DOMRADIO.DE: Das heißt also, dass die Gläubigen auch selbst tätig werden?
Bieger: Das ist ja Christentum. Das ist keine Veranstaltung einer Institution, wo ich mal hingehe und mal nicht, sondern was mein Leben prägen soll. Deshalb gehört zum Beispiel ein caritativer Einsatz zu jedem Christenleben. Wenn ich nur Liturgie feiere, reicht das einfach nicht, um die Nachfolge Jesu zu praktizieren.
DOMRADIO.DE: Durch die Corona-Pandemie ist manches eingeschlafen, anderes hingegen neu entstanden oder hat einen Auftrieb erhalten wie zum Beispiel die Internetpastoral. Müsste die Kirche nicht vielmehr auch auf solche neuen Formen der Seelsorge stützen?
Bieger: Das DOMRADIO muss sich ausweiten und noch viel mehr anbieten, weil die Hälfte der Kirchenmitglieder nur noch medial teilnimmt. Wir haben genauso viele Gottesdienstbesucher wie Teilnehmer, die sich über den Bildschirm am Gottesdienst beteiligen. Das sind keine Unterhaltungssuchenden, sondern die wollen kirchlich und sakramental und gottesdienstmäßig dabei sein, sonst würden die die Sendung gar nicht einschalten. Die Hälfte der Pastoral muss deshalb Medienpastoral werden. Hier müsst Ihr viel mehr machen.
DOMRADIO.DE: Dennoch halten viele Diözesen an der Bildung von XXL-Gemeinden fest. Wie lange wird das gut gehen?
Bieger: Ich glaube, das wird sich organisch entwickeln. Man muss da keine Katastrophenstimmung erzeugen. Es muss sich ein anderes Priesterbild durchsetzen, das bei der Spiritualität des Einzelnen und der persönlichen Berufung ansetzt und das nicht einen Verteilungsplan hat, wo so und so viel Pfarrer nötig sind und alles okay ist, wenn die Stellen besetzt sind. Da ist die Postmoderne viel fordernder.

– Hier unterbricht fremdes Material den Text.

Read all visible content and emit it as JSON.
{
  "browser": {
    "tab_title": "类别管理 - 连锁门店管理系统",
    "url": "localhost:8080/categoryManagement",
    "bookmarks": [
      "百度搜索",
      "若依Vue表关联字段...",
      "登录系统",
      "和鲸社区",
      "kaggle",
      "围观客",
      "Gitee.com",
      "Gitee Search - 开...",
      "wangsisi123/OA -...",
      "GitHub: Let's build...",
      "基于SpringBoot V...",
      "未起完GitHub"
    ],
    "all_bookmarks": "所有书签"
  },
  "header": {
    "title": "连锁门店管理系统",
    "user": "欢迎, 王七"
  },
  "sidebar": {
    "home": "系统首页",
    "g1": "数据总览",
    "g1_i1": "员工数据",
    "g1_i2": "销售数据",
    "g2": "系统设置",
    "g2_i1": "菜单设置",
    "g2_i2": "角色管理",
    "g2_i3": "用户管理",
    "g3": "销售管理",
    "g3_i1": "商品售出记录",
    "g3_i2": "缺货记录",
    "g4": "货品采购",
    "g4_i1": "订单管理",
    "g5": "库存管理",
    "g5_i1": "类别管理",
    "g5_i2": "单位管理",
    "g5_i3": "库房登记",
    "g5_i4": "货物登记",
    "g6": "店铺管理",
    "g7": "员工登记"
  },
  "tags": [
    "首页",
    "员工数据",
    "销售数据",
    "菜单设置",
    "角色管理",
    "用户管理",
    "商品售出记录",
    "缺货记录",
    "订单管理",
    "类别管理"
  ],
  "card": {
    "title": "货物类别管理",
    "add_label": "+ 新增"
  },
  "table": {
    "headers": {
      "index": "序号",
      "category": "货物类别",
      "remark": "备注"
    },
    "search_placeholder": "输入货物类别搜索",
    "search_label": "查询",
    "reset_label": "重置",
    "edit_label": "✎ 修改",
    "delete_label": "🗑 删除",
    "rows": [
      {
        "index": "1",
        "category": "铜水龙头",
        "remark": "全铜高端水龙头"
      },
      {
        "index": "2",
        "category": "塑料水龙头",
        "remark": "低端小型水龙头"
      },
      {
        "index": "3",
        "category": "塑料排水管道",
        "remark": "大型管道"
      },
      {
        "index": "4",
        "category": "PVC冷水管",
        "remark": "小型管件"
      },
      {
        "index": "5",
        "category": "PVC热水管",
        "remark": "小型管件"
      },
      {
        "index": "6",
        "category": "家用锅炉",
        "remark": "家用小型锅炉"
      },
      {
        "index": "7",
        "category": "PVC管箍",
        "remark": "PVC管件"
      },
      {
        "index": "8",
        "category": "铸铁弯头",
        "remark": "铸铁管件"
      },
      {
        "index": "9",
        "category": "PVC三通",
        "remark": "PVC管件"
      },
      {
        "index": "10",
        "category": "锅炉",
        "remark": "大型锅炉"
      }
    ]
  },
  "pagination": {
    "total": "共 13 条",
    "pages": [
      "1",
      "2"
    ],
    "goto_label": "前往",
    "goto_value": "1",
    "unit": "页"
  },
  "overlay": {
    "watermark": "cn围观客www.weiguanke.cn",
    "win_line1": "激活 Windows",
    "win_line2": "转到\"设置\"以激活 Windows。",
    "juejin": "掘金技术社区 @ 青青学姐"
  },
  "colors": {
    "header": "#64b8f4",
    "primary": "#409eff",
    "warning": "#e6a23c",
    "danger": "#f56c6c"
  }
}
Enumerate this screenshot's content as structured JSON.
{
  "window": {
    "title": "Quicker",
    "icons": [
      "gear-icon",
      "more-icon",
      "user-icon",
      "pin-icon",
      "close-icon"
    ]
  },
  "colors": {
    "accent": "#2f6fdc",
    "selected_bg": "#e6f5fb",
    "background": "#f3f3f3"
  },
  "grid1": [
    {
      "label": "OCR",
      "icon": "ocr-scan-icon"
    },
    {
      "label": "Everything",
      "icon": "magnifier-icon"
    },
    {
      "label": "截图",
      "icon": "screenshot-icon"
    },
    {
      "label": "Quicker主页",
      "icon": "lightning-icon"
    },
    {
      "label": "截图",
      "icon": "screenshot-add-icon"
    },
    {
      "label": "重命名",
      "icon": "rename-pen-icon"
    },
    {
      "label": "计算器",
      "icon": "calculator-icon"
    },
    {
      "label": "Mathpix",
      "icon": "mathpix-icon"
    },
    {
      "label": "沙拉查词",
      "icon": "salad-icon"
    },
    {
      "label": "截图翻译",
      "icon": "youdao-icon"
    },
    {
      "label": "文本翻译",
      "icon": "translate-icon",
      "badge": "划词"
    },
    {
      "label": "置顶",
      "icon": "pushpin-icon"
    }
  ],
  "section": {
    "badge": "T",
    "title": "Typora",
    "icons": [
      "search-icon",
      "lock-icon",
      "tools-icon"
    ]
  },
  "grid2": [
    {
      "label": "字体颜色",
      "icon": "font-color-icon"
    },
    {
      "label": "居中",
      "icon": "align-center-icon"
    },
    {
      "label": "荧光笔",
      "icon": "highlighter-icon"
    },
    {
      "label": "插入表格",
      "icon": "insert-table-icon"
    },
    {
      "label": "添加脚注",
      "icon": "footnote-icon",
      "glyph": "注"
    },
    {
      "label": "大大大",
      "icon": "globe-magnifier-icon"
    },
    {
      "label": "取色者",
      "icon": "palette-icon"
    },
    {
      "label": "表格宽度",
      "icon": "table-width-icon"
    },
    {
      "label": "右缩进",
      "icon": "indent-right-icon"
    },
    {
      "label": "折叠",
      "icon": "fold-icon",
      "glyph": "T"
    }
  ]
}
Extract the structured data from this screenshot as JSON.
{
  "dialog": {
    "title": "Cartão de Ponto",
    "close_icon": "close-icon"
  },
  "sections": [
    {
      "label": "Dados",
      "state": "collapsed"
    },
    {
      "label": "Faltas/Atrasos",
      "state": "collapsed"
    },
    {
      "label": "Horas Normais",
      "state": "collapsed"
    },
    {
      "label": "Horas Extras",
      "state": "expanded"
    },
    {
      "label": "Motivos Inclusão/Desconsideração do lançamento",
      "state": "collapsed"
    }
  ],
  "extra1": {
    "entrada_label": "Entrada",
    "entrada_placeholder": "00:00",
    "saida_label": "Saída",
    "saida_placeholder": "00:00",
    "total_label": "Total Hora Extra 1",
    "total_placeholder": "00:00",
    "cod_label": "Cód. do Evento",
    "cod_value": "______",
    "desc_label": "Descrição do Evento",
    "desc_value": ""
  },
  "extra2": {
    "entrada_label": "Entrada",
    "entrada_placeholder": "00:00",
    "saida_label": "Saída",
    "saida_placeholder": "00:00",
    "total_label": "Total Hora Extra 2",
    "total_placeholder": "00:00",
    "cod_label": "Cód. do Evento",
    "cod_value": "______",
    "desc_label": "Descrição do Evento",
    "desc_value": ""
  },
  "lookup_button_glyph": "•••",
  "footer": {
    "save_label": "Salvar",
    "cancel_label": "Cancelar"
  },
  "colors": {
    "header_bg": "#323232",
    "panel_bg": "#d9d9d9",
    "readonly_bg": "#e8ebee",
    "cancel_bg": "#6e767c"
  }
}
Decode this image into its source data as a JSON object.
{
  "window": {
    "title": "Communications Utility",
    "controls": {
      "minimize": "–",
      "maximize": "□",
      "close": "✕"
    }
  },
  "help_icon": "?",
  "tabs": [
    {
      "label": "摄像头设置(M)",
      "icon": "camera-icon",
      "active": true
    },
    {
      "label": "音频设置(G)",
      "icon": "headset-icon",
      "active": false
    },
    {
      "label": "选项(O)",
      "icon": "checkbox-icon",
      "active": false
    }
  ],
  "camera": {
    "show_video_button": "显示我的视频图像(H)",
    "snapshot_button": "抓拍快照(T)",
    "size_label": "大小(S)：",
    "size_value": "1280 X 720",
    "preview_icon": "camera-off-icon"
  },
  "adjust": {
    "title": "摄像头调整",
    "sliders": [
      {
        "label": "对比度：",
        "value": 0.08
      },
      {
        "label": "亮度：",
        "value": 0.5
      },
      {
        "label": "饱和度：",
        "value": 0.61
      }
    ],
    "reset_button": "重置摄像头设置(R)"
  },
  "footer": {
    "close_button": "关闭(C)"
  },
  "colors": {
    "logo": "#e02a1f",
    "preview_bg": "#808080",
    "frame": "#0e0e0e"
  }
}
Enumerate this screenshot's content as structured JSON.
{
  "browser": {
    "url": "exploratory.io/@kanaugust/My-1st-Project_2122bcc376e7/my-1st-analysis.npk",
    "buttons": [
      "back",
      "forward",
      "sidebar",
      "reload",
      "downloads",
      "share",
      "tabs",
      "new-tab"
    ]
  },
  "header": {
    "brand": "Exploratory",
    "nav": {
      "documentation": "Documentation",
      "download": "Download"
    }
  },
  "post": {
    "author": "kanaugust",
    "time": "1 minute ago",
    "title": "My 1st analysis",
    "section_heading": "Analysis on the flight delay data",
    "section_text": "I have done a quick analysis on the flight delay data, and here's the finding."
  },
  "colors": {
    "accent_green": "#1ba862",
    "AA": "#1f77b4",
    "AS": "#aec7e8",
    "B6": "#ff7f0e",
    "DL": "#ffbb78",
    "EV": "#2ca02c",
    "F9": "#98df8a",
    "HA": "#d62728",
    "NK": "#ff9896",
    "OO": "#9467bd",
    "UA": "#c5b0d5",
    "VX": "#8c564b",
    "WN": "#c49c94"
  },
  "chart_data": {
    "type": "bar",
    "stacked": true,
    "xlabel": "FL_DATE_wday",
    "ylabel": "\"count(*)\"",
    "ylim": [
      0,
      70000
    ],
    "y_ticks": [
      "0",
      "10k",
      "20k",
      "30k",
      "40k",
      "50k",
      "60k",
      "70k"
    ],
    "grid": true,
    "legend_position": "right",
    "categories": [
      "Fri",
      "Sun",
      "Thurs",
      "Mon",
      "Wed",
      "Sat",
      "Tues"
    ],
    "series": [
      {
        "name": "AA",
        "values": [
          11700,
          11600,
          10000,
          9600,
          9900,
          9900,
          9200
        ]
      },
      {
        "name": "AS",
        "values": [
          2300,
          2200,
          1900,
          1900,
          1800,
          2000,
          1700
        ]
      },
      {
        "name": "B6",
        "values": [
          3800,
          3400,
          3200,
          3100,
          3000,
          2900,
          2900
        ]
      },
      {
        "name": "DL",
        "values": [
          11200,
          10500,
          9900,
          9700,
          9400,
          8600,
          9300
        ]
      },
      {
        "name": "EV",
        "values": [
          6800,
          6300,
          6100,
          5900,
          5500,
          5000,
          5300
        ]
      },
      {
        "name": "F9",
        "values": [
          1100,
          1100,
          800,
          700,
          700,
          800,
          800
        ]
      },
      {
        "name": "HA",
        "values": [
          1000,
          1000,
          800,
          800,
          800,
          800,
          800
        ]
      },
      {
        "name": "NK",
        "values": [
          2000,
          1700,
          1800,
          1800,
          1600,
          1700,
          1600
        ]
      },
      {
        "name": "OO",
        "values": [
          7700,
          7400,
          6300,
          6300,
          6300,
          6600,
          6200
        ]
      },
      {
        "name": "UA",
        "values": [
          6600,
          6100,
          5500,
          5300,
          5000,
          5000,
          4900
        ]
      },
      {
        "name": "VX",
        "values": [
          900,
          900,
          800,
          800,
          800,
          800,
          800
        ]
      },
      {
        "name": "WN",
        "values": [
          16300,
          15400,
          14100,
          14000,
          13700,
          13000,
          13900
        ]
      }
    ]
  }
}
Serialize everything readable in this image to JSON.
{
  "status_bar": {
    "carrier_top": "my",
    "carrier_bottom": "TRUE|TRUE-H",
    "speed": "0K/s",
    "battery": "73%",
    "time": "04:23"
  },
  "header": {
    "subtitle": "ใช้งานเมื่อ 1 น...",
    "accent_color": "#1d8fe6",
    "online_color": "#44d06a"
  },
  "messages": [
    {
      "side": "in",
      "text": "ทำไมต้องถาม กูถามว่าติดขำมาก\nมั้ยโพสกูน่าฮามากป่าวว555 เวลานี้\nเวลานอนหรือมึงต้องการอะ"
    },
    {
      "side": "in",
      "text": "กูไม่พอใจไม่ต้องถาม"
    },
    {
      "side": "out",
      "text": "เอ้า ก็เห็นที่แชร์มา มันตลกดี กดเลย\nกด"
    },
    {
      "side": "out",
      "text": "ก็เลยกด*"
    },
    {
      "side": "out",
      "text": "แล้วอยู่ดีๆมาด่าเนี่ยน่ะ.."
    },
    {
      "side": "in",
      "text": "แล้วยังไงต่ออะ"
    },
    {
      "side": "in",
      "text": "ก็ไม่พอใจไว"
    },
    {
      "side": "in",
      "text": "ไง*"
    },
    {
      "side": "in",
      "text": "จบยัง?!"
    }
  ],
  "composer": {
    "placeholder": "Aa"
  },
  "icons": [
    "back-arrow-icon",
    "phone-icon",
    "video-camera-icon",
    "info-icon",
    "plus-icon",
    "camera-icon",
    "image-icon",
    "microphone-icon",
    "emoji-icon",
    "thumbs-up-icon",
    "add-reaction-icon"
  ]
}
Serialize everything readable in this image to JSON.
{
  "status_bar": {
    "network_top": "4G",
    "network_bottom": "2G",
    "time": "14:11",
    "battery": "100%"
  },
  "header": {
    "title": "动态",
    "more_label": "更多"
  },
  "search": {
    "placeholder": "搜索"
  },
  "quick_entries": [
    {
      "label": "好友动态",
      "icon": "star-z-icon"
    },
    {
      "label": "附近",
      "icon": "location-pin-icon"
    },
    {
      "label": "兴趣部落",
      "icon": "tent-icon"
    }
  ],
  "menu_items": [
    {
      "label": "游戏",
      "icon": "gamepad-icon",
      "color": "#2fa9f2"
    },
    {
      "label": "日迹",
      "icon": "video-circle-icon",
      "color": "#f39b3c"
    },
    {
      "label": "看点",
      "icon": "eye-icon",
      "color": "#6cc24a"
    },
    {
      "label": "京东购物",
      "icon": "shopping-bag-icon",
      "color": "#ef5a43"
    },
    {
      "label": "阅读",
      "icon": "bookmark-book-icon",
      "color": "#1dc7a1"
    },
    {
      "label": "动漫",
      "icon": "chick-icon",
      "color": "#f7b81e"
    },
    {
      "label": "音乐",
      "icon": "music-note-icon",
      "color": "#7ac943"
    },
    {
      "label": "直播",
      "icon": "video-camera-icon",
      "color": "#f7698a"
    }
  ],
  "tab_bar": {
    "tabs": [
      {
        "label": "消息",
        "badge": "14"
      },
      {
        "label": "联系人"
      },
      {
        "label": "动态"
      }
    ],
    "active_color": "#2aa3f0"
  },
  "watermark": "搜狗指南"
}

Der Priester muss mehr spirituell und auch mehr philosophisch bringen. Dann wird die Kirche auch viel mehr Ausstrahlung von den Leuten haben. Die würden auch aus ihrer Überzeugung sehr viel mehr Stellung nehmen am Arbeitsplatz, medial. Und sie werden dann auch für viele Interviews zur Verfügung stehen, die Ihr dann machen könnt.
Das Interview führte Jan Hendrik Stens.